During the four-year data breach, “the hackers allegedly stole names, mailing addresses, phone numbers, email addresses, passport numbers, Starwood Preferred Guest account information, dates of birth, gender, arrival and departure information, reservation dates, communication preferences, payment card numbers, payment card expiration dates, and tools needed to decrypt cardholder data. Further, several files that the hackers exfiltrated were deleted, so Marriott does not fully know how much data was stolen.”

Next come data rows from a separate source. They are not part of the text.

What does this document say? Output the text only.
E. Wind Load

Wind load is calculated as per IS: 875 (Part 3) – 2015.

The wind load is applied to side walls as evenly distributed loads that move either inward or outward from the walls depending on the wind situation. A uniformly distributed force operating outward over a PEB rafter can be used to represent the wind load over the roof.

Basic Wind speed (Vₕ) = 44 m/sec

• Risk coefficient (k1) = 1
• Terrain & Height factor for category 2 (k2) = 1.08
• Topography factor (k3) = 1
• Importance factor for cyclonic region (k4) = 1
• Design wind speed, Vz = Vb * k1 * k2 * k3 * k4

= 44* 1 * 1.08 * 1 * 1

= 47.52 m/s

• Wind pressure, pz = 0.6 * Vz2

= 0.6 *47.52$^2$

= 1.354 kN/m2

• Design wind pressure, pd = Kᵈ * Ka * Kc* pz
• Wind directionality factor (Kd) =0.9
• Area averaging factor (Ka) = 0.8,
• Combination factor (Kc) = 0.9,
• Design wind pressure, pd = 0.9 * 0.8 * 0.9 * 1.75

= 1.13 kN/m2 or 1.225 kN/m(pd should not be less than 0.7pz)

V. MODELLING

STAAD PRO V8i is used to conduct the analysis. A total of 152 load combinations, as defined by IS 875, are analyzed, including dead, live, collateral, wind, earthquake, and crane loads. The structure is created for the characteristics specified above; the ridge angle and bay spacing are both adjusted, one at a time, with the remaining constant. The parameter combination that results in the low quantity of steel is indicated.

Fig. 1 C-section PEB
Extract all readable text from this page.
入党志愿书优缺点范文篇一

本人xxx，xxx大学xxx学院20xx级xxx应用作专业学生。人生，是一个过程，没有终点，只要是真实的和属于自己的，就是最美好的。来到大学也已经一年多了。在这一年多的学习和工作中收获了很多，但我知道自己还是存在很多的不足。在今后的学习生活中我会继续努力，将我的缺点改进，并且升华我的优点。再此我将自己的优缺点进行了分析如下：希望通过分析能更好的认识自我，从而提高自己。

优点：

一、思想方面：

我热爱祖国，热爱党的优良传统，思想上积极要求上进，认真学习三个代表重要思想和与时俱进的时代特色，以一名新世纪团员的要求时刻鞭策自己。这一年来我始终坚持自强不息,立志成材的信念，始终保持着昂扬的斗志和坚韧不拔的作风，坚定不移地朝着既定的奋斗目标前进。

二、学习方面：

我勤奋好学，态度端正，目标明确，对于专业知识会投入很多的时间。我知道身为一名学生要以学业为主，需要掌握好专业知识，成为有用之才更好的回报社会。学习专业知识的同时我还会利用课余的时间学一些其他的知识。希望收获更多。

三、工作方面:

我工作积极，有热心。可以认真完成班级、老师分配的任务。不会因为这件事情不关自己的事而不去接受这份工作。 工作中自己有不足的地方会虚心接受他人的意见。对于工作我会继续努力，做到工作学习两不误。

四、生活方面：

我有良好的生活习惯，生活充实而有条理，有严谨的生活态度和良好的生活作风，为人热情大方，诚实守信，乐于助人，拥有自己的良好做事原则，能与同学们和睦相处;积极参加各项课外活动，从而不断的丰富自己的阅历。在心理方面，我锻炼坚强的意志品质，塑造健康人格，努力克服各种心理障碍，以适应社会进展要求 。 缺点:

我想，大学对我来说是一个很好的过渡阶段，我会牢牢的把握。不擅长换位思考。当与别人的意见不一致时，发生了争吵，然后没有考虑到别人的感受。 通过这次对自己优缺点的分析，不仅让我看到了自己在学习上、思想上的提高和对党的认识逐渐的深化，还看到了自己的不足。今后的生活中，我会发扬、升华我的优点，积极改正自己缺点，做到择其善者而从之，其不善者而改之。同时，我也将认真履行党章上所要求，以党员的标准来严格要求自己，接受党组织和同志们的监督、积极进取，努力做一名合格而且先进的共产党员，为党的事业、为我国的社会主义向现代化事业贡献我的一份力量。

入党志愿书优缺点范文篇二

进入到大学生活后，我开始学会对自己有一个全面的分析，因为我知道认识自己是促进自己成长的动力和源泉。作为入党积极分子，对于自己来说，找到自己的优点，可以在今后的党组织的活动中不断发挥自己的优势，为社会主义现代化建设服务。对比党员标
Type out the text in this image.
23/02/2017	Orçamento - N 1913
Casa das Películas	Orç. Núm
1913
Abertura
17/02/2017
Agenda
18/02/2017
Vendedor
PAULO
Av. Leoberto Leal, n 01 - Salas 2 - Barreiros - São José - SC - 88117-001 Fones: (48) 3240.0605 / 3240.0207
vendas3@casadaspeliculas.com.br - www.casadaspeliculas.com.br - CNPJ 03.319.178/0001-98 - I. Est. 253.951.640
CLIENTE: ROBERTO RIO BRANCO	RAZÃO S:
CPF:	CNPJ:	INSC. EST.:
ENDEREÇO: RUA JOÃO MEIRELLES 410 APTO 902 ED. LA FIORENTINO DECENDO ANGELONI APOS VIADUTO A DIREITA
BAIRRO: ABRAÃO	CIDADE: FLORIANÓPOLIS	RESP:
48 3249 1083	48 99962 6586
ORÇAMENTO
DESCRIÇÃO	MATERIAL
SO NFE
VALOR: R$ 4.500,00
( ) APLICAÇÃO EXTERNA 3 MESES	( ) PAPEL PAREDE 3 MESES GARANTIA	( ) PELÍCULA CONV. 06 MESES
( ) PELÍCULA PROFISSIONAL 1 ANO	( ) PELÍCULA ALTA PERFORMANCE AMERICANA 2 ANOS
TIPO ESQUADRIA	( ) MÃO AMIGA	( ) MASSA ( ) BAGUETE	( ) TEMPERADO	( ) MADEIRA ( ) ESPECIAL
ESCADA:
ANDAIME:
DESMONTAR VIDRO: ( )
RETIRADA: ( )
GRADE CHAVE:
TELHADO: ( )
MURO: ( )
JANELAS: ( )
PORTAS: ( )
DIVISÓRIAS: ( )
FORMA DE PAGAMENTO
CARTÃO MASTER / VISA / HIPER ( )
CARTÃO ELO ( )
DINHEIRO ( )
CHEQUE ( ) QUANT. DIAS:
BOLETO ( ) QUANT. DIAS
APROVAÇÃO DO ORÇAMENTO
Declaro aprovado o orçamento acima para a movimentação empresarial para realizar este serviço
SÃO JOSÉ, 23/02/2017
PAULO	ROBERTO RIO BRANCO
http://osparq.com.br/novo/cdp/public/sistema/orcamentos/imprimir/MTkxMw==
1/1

Plaintiffs are consumers who allegedly provided their personal information to Marriott to stay at a Marriott property or use Marriott's services and argue that Marriott failed to conduct a due diligence analysis of Starwood's cybersecurity before and after the merger. Plaintiffs further claim that Marriott is liable under theories of tort, contract, and statutory duties in various states. Defendants argued a lack of standing (right to sue) and asked the court to dismiss the claims. While the Court granted Defendants' motion to dismiss the negligence under Illinois law the remaining tort, contract, and statutory claims survived.


The court held that the Plaintiffs adequately alleged injury-in-fact in the form of losses from identity theft, imminent threat of identity theft, costs spent mitigating the harms from the data breach, loss of the benefit-of-their-bargain, and loss of value of their personal information, all of which were “fairly traceable” to Defendants' conduct. Plaintiffs also adequately alleged their respective tort, contract, and statutory claims under the laws of California, Florida, Georgia, Maryland, Michigan, New York, and Oregon.


The negligence claims failed under Illinois law because the Plaintiffs’ damages did not result from personal injuries or physical damage to tangible property and applicable case law did not support a finding that Marriott, as a retailer, owed the Plaintiffs a duty to protect personal information against cyber-attacks. The reaction from Illinois, which is a leader in cybersecurity laws that promote consumer recovery, will be interesting to watch.